OSS Alternative - Discover Top Open Source Alternatives to Popular Software

ModelCloud/GPTQModel

A toolkit for quantizing (compressing) Large Language Models (LLMs) with hardware acceleration across various GPUs and CPUs, integrating with popular inference frameworks.

Core Features

Comprehensive LLM quantization: Supports various methods like GPTQ, AWQ, ParoQuant, GGUF, FP8, EXL3, and 1-bit quantization.

Broad hardware acceleration: Leverages NVIDIA CUDA, AMD ROCm, Intel XPU, and Intel/AMD/Apple CPUs for optimized inference.

Seamless integration: Works with popular LLM inference frameworks such as Hugging Face Transformers, vLLM, and SGLang.

Optimized performance: Features JIT-compiled CUDA kernels, faster CPU kernels (AMX, AVX2, AVX512), and specialized MoE expert quantization.

Extensive model support: Continuously adds support for new LLM architectures like GLM, Gemma, MiniCPM, Qwen, and more.

Quick Start

pip install gptqmodel

Detailed Introduction

GPTQModel is a powerful open-source toolkit designed to optimize Large Language Models (LLMs) through quantization and compression.
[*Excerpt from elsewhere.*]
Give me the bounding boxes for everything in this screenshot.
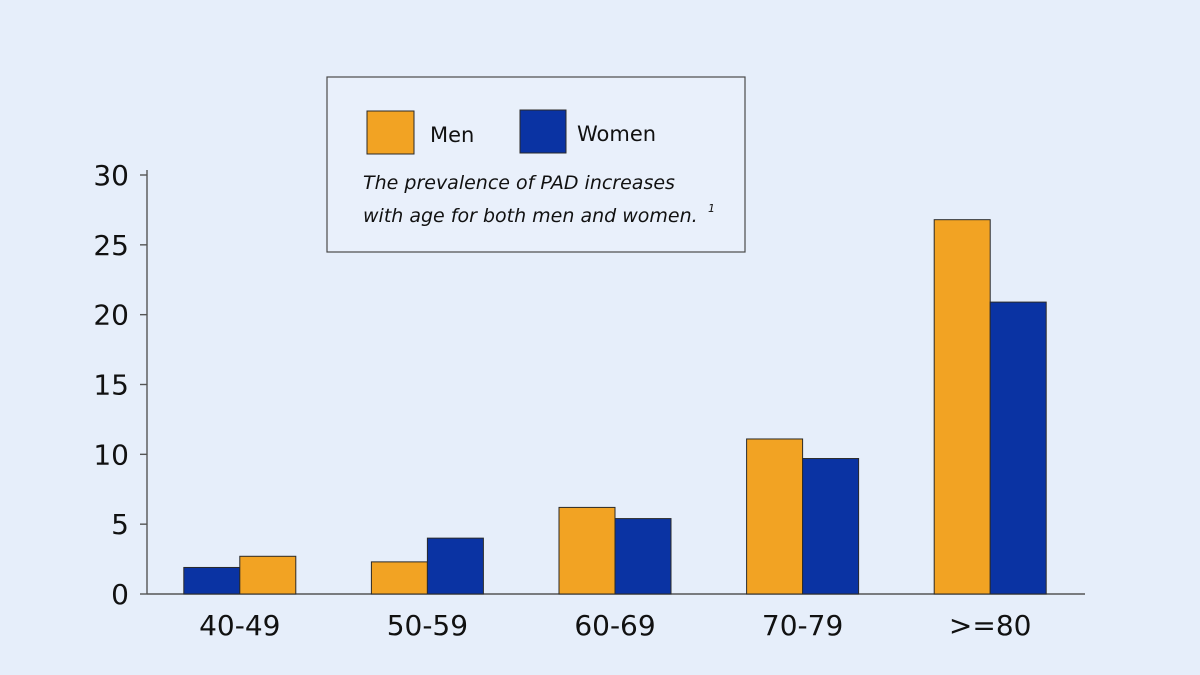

By significantly reducing model size and memory footprint, it enables more efficient deployment and faster inference on a wide range of hardware, from high-end GPUs to consumer-grade CPUs. The project integrates seamlessly with leading LLM ecosystems like Hugging Face, vLLM, and SGLang, providing developers with flexible tools to make large models more accessible and cost-effective for various applications. Its continuous development introduces new quantization methods and hardware optimizations, ensuring state-of-the-art performance.